The usual leaderboards etc which add nothing and co-opetition of crowning a "winner" for each section still remains, but it doesn't detract and the booty is always shared.
I salute EA for a robust and FUN game that serves the same desire set that the original die hard films did. Well worth a play, of decent length, decent challenge and spectacular when it needs to be. Not perfect, but a fine game. Its not too likely we will see the masked macho men take down waves of enemies for a while again I would say. Do yourself a favour and play it how its meant to be played- with someone you know rather than the AI dude, unless you're aiming for a mammoth score on the leaderboards. No competitive multiplayer or any real life extender after you're done.
on 6 March 2014
Just as good as the previous games. Still lovin the customisation of weapons and the ability to select what you what for each mission. Still have to complete on Hard as too easy on normal.
on 4 May 2013
really boring, watered down, unchallenging game.
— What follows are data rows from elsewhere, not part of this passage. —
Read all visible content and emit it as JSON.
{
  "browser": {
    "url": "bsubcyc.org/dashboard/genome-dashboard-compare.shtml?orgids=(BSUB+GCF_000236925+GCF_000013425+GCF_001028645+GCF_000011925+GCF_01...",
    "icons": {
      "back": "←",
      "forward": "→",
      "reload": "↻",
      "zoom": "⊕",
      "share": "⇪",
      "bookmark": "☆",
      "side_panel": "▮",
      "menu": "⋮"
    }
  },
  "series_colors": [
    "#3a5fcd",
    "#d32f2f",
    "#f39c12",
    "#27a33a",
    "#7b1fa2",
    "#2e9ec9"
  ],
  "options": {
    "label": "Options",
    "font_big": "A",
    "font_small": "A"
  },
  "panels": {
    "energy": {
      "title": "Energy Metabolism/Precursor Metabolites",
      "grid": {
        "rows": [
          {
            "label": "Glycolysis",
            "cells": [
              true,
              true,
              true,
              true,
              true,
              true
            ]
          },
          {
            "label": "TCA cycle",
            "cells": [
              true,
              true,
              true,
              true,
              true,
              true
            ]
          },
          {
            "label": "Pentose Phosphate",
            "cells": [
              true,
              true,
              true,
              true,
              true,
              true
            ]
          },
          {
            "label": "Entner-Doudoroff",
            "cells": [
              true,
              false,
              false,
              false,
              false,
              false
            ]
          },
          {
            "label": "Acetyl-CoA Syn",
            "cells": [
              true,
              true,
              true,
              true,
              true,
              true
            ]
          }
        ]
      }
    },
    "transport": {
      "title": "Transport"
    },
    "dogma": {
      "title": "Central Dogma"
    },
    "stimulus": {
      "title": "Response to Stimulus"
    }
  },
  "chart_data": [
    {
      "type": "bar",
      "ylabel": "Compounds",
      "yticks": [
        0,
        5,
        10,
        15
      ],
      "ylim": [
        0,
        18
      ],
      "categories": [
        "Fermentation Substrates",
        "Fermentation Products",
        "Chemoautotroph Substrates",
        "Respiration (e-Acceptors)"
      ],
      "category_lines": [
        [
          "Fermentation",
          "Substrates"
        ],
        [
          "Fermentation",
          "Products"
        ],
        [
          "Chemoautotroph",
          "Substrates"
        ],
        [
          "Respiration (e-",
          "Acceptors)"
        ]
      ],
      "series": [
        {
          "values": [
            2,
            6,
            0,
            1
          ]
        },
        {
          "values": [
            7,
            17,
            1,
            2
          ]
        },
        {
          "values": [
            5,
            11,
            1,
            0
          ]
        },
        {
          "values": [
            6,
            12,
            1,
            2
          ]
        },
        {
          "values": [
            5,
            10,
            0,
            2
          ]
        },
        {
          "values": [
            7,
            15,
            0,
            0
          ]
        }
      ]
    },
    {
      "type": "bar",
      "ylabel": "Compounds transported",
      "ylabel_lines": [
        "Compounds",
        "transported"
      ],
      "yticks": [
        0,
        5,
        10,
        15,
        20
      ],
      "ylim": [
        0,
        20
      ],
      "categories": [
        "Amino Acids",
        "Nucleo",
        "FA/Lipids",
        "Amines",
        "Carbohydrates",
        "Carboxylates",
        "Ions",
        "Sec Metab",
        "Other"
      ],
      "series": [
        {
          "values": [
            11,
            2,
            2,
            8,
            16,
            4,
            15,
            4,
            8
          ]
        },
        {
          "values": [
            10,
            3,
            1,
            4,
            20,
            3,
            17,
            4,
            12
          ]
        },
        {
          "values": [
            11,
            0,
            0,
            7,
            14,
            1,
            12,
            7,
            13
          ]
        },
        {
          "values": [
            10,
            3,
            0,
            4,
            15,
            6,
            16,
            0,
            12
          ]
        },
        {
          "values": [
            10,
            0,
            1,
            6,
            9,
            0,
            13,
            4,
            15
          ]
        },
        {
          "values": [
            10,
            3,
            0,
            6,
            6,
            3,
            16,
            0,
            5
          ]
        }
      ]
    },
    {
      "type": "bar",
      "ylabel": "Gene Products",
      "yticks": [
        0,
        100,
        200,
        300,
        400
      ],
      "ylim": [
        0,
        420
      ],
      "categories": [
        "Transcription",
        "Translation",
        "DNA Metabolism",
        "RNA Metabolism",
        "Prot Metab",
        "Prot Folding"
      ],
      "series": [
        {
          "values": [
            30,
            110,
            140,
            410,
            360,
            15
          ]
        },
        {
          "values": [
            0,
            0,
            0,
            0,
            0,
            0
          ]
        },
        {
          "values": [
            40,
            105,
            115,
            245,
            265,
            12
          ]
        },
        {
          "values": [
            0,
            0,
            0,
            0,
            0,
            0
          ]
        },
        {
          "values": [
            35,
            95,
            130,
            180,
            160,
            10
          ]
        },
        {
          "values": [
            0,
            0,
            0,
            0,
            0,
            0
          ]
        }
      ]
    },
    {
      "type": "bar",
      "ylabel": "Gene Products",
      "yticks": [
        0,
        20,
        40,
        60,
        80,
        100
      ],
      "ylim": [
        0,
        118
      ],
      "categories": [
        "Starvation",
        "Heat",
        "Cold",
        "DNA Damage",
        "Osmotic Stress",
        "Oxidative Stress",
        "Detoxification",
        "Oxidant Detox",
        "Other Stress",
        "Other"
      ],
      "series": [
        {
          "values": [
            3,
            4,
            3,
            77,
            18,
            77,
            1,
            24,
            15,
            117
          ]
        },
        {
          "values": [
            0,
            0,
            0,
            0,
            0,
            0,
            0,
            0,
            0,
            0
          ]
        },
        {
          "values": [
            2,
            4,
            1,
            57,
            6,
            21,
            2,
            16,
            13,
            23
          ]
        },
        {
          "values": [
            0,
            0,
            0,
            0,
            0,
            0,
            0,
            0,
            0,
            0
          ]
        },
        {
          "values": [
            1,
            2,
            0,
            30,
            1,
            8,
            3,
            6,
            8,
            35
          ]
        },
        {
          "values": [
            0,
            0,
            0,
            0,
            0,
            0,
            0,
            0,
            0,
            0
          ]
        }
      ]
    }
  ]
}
The only enjoyment came from playing it with my friend but we would have had a lot more fun on any other game. I recommend the other two army of two games but not this one, it completely fails to deliver any serious action and has an appalling narrative that butchers the 'series'. Also the game is one massive advertisement of skull-candy and Inked which further makes the game awful in having really poor ascetic value as its plastered with brands.